Saskatchewan has announced a financial support plan for businesses and employees affected by COVID-19, along with more restrictions.

Twenty-six people have now tested positive for the virus; all but two are self-isolating at home.

The six new cases identified March 20 include a person in their 20s who had travelled from Cabo San Lucas, Mexico to Regina; a person in their 20s who was tested in Regina after travelling to the United States; a person in their 50s tested in Regina after travel to Jordan; two people in their 60s tested in Prince Albert after travel from Arizona and a person in their 60s tested in Regina but for whom no other information was provided.

Premier Scott Moe signed an order today requiring all orders by the government and chief medical health officer to be followed and enforced by police.

He said he was concerned about mostly anecdotal reports that people returning from international travel were not self-isolating.

This is now mandatory.

Effective immediately, all public gatherings are limited to 25 people in one room unless a two-metre separation is possible. All bars, lounges and similar facilities are ordered closed, but take-out is allowed with distancing.

Effective Monday, March 23, restaurants and all other food service facilities are closed except for take-out and delivery. All personal service businesses such as hairdressers and barbers are to close.
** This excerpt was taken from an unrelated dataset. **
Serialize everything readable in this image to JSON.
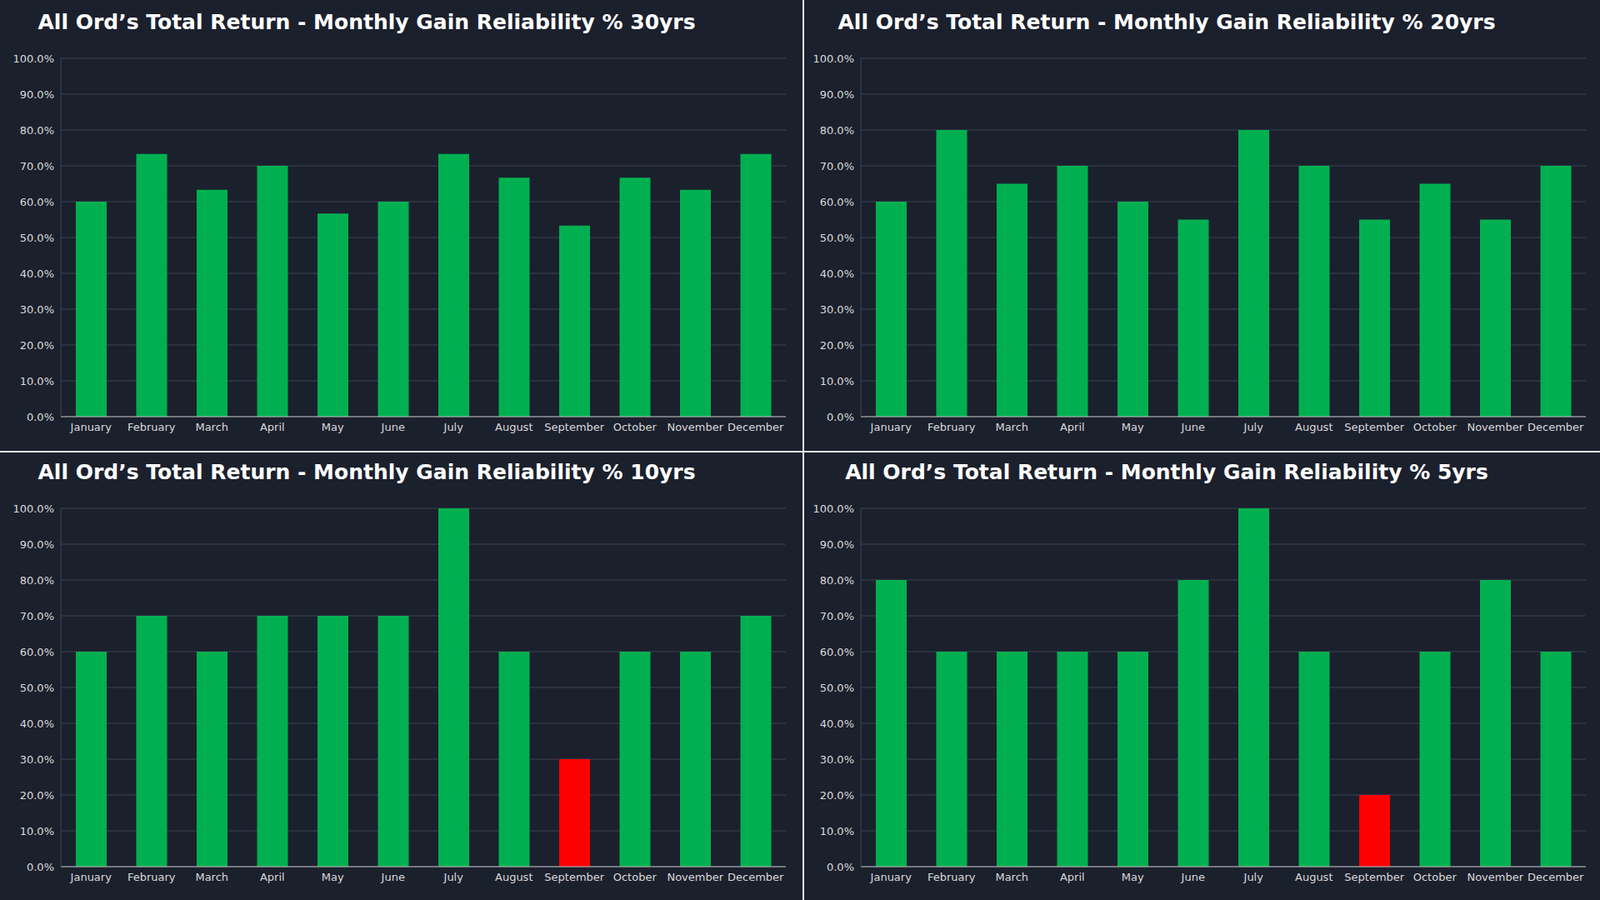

Also Monday, all dental, optometrist, chiropractic, massage therapists and podiatry clinics are closed.

Day care facilities will be allowed to stay open with a maximum of eight children unless they have the ability to have eight per room.

The financial support program will provide $450 per week, for a two-week maximum, for those who are in self-isolation because they have the virus, have been in contact with an infected person or have been required to self-isolate because of international travel. They also must not be eligible for compensation for an employer, have private insurance for a disruption like this and not be covered by other programs like the federal EI program.

This will cost the province about $10 million and mostly benefit self-employed residents.

Saskatchewan businesses can defer PST remittance for the next three months. That will be about $750 million that the government will have to wait to collect.

Students will have a six-month moratorium on loan repayments to dovetail with the federal announcement earlier this week. This will cost the province about $4 million.